В такое позднее время в здании на Лубянке все еще работали люди. Слышались голоса, кто-то разговаривал по телефону, кому-то устраивали разнос…
Шелестов шел впереди, стараясь не отставать от Платова и надеясь, что тот начнет ему уже сейчас излагать суть предстоящей операции. Группа была одета в добротную офицерскую форму без знаков различия. Платов посадил всю четверку в приемной Берии и ушел в кабинет к всемогущему наркому.
– Что-то молчаливый сегодня Платов, – прокомментировал Сосновский, откинувшись на мягком стуле и покачивая носком сапога. – Обычно он каждую минуту с пользой для дела…
– Не готов, вот и не хочет лишнего говорить, – пожал плечами Буторин и задумчиво провел рукой по седому ежику коротких волос. – Видать, долгая подготовка впереди, а значит, еще успеют проинструктировать.
– Или инструктировать рано, – хмыкнул Коган. – Сами ничего не знают.
Шелестов, расхаживавший до этого в приемной, остановился и посмотрел на членов своей группы. Возразить было нечего, потому что он и сам был удивлен немногословностью их куратора – Павла Анатольевича Платова, комиссара госбезопасности 3-го ранга.
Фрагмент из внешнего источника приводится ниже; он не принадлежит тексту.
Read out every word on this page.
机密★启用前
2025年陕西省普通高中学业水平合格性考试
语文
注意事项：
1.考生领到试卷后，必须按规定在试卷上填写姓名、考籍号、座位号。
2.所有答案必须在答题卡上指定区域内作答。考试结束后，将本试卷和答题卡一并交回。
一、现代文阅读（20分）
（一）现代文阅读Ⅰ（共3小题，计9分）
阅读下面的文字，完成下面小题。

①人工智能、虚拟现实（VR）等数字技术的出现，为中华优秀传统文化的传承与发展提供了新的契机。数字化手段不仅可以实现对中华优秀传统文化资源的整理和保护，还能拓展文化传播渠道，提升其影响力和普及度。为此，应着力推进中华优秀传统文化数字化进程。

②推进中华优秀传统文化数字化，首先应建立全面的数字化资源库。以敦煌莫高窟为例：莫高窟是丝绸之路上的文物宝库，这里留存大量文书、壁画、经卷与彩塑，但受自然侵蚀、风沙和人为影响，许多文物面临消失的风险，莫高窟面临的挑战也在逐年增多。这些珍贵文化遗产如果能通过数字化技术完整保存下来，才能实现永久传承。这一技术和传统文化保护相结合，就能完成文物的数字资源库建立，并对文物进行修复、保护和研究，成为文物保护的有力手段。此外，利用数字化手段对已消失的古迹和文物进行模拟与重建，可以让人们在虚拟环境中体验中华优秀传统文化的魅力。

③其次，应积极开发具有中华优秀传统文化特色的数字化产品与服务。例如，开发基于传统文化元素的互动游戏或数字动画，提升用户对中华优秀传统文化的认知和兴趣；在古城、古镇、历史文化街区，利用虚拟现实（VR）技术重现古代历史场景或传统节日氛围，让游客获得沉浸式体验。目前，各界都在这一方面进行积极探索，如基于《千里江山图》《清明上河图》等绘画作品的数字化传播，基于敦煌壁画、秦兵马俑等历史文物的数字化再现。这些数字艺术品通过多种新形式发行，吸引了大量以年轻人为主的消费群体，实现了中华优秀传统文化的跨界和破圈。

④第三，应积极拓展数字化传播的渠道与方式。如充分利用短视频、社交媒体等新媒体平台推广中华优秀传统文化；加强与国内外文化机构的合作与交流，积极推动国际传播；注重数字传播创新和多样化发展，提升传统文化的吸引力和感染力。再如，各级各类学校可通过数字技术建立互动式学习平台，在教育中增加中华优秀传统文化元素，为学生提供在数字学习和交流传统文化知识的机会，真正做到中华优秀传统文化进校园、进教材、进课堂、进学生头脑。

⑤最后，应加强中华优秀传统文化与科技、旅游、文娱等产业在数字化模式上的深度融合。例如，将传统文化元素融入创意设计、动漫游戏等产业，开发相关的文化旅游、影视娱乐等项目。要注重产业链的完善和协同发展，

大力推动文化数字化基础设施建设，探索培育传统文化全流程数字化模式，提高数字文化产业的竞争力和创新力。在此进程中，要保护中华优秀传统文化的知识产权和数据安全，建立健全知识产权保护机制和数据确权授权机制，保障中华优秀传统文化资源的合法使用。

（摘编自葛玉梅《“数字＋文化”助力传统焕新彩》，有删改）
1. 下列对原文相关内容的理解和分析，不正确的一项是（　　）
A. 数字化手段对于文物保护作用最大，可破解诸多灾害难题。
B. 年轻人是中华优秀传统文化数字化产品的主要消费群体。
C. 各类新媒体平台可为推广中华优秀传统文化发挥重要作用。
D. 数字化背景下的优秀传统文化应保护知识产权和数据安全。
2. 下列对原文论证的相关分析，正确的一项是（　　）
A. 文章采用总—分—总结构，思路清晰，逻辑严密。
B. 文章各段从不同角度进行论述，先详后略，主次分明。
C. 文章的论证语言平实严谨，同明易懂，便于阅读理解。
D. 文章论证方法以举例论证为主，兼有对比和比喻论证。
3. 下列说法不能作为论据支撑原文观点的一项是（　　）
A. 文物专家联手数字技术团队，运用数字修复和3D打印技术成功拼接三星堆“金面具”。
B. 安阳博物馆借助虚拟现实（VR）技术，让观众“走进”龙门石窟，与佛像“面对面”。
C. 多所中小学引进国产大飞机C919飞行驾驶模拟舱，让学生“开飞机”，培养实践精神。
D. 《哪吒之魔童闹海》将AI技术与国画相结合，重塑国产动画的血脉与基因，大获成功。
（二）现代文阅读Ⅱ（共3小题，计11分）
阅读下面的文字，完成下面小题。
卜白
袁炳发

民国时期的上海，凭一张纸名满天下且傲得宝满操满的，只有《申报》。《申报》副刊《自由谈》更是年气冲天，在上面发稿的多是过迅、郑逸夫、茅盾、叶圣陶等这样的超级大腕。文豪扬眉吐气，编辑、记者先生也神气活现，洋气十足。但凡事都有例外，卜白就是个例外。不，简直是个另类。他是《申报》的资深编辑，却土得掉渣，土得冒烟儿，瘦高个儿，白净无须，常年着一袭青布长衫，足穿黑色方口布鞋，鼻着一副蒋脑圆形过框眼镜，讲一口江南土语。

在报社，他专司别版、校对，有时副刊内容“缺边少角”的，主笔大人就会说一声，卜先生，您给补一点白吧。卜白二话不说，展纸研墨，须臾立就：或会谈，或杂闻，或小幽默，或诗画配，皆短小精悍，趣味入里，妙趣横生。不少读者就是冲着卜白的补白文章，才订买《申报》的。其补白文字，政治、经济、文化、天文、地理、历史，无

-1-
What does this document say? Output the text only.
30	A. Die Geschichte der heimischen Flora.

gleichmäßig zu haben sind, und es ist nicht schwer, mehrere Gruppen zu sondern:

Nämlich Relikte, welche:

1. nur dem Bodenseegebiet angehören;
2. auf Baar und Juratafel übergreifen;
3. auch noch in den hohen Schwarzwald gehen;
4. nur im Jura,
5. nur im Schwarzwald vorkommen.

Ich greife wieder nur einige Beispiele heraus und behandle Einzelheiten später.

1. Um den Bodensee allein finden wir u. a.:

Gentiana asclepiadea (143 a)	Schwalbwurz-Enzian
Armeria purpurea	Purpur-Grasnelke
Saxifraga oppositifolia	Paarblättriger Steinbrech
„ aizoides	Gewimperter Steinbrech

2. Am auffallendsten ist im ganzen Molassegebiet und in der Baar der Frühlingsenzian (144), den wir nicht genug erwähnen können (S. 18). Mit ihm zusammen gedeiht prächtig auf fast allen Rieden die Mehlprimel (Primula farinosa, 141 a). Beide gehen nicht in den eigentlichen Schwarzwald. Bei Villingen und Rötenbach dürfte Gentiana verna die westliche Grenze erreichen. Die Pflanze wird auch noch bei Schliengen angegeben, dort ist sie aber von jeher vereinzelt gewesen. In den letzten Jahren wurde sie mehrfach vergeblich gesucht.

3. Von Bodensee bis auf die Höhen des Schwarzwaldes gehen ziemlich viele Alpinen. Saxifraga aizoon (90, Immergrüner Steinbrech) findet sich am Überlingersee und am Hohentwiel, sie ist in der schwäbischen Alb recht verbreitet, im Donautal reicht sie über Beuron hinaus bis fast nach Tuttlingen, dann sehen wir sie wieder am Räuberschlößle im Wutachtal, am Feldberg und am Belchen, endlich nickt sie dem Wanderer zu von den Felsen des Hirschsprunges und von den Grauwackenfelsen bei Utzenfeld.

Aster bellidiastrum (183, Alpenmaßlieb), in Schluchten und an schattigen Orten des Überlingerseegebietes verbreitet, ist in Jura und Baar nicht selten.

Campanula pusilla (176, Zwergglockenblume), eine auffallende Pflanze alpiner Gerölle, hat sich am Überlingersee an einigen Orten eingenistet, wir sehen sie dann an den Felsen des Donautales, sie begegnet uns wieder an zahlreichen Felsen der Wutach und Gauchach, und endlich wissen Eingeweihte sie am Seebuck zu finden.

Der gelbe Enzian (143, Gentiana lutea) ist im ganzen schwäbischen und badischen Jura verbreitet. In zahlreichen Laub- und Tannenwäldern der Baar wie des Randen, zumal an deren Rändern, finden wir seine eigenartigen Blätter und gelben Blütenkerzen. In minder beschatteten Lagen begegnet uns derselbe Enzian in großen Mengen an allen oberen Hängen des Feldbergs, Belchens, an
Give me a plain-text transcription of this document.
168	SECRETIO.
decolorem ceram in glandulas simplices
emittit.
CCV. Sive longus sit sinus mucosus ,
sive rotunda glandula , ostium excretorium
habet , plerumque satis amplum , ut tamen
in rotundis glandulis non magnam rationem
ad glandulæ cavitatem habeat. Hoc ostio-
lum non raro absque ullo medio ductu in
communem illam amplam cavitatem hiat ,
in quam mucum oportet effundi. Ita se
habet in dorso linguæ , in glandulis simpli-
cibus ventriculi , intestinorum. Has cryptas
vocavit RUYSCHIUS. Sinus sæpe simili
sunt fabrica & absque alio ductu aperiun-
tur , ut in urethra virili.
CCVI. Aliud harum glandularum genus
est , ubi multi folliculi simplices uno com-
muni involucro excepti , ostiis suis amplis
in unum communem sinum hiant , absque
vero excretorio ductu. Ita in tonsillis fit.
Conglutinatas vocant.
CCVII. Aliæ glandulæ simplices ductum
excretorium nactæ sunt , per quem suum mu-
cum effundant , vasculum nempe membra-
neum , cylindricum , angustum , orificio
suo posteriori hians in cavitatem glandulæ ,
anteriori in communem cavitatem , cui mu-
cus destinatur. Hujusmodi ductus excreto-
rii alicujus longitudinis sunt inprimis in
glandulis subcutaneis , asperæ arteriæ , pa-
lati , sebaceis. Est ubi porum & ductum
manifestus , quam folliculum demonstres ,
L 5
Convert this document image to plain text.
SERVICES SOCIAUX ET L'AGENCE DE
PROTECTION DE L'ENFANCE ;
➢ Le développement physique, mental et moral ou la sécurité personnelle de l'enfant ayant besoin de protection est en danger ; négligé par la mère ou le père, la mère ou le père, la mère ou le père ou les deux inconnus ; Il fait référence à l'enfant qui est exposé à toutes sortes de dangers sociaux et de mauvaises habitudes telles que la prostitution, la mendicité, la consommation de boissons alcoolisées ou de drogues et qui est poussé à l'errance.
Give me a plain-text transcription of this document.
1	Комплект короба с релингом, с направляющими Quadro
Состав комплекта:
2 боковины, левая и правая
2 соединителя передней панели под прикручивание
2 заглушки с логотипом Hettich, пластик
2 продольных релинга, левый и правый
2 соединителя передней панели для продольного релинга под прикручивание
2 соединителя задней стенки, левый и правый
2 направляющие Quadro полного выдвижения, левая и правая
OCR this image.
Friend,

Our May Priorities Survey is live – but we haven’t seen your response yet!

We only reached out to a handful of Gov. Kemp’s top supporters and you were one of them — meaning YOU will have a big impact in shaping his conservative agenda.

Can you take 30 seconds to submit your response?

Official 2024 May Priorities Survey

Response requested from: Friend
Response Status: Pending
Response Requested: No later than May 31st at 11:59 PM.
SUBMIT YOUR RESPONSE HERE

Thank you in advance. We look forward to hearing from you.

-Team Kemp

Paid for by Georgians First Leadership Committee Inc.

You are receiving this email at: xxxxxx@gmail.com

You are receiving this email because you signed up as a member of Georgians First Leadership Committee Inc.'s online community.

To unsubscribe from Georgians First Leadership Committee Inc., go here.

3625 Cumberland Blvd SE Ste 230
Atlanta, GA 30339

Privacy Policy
За эти двадцать минут, что он провел в здании на Лубянке, Максим не раз пытался посмотреть Платову в глаза, пытался понять, что ждет их группу, какого рода предстоит задание. Но Павел Анатольевич бросал одну телефонную трубку и тут же брался за трубку другого телефона. Они сегодня как с цепи сорвались в его кабинете. Глубоко посаженные внимательные глаза комиссара госбезопасности были сегодня сумрачными. Задавать вопросы раньше времени было не принято, и Шелестов молча ждал, когда его введут в курс дела. А теперь стало понятно, что первое слово произнесет Берия. Значит, вот на каком уровне задание, значит, нарком сам хочет посмотреть на своих бойцов, на свою «гвардию». Хороша гвардия: ни погон, ни наград. Хотя не то время, чтобы кичиться званиями и заслугами. Война идет страшная, кровавая. На кон поставлено все! Абсолютно все. И это надо понимать. Быть или не быть не только стране, но и всему народу. Вот ведь как раскрутилось колесо истории, маховик смерти!
Дверь открылась, на пороге появился Платов. В свете люстры тускло блеснули его генеральские погоны и прищуренные внимательные глаза.
– Идите за мной, – приказал он.
Берия сидел за рабочим столом и, положив подбородок на сжатые кулаки, смотрел на четырех людей, которых привел в его кабинет Платов. Странно смотрел всесильный нарком. Не то устало, не то спокойно, потому что решение уже принято и решать больше нечего. Оставалось только поставить задачу, отдать последний приказ.